Thanks to dike improvements, “we were much more comfortable at that level than we would have been a year prior, being able to have higher confidence in the structure” Kelly explained. “
He said the dike rehabilitation gives the corps “the ability to hold on a little longer until the wet season ends to make higher level releases.
“It’s all about balance,” said Kelly.

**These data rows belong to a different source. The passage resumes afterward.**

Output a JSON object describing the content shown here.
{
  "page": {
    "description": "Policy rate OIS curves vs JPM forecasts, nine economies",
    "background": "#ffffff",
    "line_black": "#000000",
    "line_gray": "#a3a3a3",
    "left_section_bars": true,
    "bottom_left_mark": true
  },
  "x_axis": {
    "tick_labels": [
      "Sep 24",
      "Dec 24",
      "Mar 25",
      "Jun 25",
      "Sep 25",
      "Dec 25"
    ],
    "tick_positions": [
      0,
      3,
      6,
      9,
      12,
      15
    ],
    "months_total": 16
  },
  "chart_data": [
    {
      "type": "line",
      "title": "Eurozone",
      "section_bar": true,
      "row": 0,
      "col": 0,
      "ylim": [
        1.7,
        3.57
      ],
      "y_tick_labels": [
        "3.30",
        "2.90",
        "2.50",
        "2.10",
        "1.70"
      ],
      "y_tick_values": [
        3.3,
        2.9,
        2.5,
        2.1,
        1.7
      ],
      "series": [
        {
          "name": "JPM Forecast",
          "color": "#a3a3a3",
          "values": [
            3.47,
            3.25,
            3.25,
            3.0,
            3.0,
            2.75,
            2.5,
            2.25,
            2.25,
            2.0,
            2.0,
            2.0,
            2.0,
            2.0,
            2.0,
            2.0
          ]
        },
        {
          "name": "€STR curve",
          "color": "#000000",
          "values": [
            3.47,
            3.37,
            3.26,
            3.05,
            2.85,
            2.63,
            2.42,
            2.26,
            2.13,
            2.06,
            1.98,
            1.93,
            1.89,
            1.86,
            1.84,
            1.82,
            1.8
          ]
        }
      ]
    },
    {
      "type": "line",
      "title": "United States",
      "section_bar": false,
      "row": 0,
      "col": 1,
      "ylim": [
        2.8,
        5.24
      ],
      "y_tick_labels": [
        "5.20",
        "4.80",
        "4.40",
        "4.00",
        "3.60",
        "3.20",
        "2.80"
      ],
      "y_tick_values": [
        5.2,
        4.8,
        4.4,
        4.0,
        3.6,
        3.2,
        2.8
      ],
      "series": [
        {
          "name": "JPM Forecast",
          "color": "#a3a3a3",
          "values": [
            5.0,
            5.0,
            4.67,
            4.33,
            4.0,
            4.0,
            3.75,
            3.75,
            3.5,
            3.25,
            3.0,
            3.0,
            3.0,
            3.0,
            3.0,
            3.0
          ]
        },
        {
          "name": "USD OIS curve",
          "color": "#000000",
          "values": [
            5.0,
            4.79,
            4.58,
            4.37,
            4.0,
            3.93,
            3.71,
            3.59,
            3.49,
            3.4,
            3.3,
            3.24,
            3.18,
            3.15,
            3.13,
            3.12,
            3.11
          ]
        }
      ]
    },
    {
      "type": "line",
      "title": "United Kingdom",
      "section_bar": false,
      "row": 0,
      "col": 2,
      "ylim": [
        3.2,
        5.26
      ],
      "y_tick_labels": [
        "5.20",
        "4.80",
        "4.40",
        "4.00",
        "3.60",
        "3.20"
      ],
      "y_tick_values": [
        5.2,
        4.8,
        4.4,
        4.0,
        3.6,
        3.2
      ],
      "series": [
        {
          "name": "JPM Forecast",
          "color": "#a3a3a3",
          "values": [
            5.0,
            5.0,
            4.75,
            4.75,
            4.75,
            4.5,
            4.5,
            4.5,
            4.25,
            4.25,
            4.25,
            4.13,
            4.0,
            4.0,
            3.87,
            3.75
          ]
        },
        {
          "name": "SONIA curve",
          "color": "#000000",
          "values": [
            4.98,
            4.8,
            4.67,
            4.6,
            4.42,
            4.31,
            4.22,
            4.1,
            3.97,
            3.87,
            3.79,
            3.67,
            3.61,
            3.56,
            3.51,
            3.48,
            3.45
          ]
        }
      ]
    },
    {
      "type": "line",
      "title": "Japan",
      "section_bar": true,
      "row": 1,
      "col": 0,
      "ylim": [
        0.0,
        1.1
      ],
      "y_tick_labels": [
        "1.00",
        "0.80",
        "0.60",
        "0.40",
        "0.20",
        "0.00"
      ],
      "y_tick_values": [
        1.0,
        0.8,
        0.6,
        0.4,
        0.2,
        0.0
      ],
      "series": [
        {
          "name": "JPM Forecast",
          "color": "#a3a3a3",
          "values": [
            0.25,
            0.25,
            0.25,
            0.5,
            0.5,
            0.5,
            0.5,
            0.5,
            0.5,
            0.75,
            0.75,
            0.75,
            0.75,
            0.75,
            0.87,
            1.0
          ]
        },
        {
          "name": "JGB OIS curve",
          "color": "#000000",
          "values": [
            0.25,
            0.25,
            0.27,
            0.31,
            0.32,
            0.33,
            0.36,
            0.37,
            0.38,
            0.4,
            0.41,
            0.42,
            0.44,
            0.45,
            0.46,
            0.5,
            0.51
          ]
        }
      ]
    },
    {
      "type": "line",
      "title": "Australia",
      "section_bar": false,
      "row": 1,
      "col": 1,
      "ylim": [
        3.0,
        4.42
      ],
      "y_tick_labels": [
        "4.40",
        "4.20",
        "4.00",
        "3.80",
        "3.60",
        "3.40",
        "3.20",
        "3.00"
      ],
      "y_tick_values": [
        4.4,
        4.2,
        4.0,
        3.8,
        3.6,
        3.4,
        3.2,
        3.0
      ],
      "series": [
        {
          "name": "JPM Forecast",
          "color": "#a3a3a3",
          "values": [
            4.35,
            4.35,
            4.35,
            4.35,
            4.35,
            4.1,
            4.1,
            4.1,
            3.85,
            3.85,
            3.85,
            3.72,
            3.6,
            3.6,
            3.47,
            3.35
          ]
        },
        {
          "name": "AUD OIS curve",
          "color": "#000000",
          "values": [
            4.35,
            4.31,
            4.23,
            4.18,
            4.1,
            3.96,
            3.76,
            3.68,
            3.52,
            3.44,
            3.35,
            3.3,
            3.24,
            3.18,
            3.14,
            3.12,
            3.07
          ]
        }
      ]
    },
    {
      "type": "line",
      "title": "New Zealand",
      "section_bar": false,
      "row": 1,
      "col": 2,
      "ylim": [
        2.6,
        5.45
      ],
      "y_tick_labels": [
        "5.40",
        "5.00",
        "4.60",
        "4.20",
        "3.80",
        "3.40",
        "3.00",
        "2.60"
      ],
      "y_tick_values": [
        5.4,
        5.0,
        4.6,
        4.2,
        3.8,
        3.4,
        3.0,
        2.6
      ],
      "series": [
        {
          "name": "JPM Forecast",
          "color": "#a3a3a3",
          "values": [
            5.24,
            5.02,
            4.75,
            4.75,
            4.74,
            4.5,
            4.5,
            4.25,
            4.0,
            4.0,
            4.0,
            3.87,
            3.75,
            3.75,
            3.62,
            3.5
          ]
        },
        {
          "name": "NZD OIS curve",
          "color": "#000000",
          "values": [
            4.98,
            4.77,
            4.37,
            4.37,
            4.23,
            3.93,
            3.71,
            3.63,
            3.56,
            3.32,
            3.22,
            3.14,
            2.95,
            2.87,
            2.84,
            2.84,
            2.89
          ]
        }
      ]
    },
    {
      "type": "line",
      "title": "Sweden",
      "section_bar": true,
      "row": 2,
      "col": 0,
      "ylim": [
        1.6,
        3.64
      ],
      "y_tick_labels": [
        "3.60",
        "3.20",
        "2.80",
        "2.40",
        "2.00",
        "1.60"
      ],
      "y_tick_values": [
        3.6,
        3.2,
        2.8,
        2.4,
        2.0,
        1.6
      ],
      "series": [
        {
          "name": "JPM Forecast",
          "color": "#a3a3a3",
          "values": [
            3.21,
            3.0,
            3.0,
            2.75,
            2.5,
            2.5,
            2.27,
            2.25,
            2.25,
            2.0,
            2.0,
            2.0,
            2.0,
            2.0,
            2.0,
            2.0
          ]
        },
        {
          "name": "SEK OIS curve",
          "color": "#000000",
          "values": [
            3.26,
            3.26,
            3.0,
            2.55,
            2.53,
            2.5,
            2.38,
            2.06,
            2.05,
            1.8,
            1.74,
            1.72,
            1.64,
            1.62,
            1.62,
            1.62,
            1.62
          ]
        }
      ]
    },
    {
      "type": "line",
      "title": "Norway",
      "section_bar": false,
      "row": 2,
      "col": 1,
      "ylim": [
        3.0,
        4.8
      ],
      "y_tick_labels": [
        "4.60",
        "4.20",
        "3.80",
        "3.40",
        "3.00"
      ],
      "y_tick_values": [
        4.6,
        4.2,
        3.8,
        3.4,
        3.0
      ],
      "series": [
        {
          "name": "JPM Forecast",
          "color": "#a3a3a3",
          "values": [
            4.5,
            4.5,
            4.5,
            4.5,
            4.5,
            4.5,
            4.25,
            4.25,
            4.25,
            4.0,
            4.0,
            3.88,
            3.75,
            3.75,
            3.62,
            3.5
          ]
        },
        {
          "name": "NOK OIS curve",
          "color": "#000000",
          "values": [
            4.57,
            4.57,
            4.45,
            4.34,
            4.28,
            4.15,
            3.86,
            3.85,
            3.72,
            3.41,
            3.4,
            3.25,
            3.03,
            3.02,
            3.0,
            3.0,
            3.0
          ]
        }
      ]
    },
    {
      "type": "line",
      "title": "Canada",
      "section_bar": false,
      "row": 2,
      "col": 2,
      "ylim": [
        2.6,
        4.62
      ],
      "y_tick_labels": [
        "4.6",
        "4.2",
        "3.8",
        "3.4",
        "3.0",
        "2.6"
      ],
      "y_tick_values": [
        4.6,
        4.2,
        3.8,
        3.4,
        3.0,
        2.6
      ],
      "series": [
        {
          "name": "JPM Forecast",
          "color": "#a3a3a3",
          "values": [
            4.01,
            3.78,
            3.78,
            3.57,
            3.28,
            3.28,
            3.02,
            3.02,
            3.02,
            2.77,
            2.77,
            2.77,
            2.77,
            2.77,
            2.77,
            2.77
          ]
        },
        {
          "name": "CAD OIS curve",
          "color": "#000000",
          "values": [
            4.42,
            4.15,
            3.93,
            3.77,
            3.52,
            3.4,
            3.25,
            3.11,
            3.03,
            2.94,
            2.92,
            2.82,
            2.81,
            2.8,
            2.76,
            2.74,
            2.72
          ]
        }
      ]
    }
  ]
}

Just because a higher top lake level is on the schedule “doesn’t mean you should use it all the time.”
“The overall schedule will reflect much of what we have learned in the past decade,” he said. “We’re going to bake into the cake a lot of the lessons we have learned.
LOSOM should include enough flexibility to allow water managers to make smart decisions, he said, but the flexibility in the schedule will be guarded. “We’re not just making it up as we go along,” he added. “We will work through some of the conditions to make sure we stay on track and keep the schedule going forward.”
Kelly said water storage north of the lake is key to giving the corps the ability to manage the lake at levels beneficial to the lake’s ecology. He said they are working hard for WRDA 2022 (the federal Water Resources Development Act of 2022) to fund storage north of the lake.
Storage projects north, east and west of the lake are on track, he continued. The corps will approve the first construction contract for Everglades Agricultural Area (EAA) reservoir this year.
This summer, the corps will go over the Comprehensive Everglades Restoration Plan (CERP) Integrated Delivery Schedule (IDS), the planning document for the CERP projects. Changes to the IDS could be presented in October.
In general, the corps is enjoying historic funding levels for CERP, Kelly said. “Things are going great. We have tons of momentum going forward.”